水に溶けにくくなったタンニンは、口の中に広がりませんので、「渋み」が生じなくなるというわけです。
干し柿よりも簡単! なぜ焼酎につけると「渋抜き」ができるのか
「干し柿」にするよりも手軽に渋みをなくすことができる方法として、「焼酎を使う」方法もよく知られています。お皿に焼酎を入れ、渋柿を皮をむかずに、ヘタの部分だけをチョンと焼酎につけます。あとはビニール袋に入れて閉じ、日の当たらないところに何日か置いておくだけです。なぜ焼酎につけることで渋みがなくなるのか、不思議に思う方もいるでしょう。
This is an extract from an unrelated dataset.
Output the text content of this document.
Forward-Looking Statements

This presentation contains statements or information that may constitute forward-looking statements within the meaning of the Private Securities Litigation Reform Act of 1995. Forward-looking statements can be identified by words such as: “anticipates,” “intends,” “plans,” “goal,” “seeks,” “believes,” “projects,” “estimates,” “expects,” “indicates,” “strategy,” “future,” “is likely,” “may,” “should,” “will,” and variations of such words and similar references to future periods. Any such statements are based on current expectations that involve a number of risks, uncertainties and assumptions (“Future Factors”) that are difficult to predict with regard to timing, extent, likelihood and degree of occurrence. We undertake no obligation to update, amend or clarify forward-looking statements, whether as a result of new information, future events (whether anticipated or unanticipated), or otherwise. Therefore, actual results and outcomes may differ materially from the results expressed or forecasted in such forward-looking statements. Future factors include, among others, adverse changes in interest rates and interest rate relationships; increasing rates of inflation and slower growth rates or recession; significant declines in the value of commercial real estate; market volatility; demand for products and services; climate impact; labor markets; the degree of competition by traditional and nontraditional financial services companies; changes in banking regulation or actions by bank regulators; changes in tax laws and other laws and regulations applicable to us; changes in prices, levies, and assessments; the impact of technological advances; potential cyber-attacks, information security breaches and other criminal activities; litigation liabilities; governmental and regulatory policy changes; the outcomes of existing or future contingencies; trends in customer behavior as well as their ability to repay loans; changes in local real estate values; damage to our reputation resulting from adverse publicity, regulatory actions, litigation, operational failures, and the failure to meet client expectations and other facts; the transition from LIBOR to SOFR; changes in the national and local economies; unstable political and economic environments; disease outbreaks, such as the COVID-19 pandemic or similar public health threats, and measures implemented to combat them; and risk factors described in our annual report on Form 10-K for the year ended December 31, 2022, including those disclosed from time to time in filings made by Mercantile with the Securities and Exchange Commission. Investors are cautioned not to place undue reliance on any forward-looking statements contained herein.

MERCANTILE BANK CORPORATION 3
これは焼酎に含まれるアルコールが柿の実の中に吸収されることで、「干し柿」と同じように、アルコールがアセトアルデヒドになり、水溶性タンニンを水に溶けにくい性質に変えてくれるからです。
お酒にもいろいろありますが、蒸留酒である焼酎が適しています。なぜならアルコール度数が高く、余計なものが入っていないからです。日本酒やワインは、焼酎よりもアルコール度数が低く、失活しているとはいえ酵母なども入っていますので適しません。アルコール度数が高ければ高いほどいいのですが、ウイスキーやウォッカだと独特な風味が移りやすいので、やはり適しません。焼酎にもいろいろな種類がありますが、特におすすめなのは、果実酒を造るのによく利用される「ホワイトリカー」です。ホワイトリカーは一般的な焼酎に比べて、蒸留を何度も繰り返して製造されるため、余計なものが除かれ、ほぼ水とアルコールだけでできています。アルコール度数が50度近い「柿の渋抜き用」のものも売られていますので、利用してみてもいいでしょう。早ければ5日で渋抜きは完了します。
さらに簡単! レンジを使った渋抜きの方法とは
「5日も待てない!」という方には、近年、ネット上で見かける比較的新しい方法があります。アルコールからアセトアルデヒドの生成、そして難溶性タンニンの形成という一連の化学反応は、温度が高いほど早く進みます。その性質を利用し、「皮をむいた渋柿に焼酎をかけてラップでくるみ、電子レンジで30~40秒ほど温める」という方法です。興味のある方はチャレンジしてみてもよいでしょう。なお、筆者が試したところ、この方法ではどうしても渋みが残りました。とにかく速さを重視したい方にはよいかもしれませんが、よりしっかりと渋みをなくした柿を食べたいなら、従来の方法が無難かと思います。